Me pregunto cómo será en casa. Quizá no tenga un ejército de amantes, sino una vida familiar tranquila. Tal vez esté casado con una bella mujer de negocios y una niñera cuide y eduque a los niños. Aunque… también podría no ser así. Bien podrían ser excelentes padres.

Pero sus manos… No lleva anillo. Aunque hoy en día eso no significa nada. Y esos dedos… él debería… sí, debería tocar algún instrumento musical. O hacer trucos de magia: esos en los que olvidas la realidad y te quedas mirando solo los movimientos flexibles de las manos, creyendo ya no en la ilusión del espectáculo, sino en la magia de esas manos maravillosas.

— Ksenia —pronunció Lebedev con suavidad insinuante—, usted entiende que…

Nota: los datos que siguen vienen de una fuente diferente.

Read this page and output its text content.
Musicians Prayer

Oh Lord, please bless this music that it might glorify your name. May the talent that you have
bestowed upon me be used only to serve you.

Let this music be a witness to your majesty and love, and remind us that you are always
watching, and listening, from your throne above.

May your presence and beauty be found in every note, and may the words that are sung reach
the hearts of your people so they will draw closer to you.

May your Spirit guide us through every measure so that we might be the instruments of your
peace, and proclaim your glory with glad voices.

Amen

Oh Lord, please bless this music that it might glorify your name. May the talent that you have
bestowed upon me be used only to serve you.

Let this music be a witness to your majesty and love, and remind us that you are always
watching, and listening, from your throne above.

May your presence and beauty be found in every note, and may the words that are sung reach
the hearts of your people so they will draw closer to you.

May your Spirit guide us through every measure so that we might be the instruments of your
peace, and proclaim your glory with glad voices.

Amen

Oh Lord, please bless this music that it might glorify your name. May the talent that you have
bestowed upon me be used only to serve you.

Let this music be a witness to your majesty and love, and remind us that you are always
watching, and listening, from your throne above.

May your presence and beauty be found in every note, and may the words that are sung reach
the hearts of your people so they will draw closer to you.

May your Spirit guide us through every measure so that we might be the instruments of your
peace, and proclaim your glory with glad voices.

Entiendo. Claro que entiendo. Y durante casi una hora después de esa frase yo repetí, en todas las variantes posibles: «Sí, Gleb Aleksándrovich. Por supuesto, Gleb Aleksándrovich. Tiene toda la razón, pero verá…».

Afuera empezaba a oscurecer. Me moría por comer algo y tumbarme a dormir sin nada de actitud profesional. Y también quería quitarme estos zapatos de tacón. En la vida de una mujer hay dos grandes alegrías: deshacerse de los tacones y del sujetador. Dicen que si te quitas todo eso al mismo tiempo, puedes alcanzar un gozo celestial. A mí aún no me ha pasado. Será que no tengo cara para el éxtasis… o que aún no ha llegado mi momento.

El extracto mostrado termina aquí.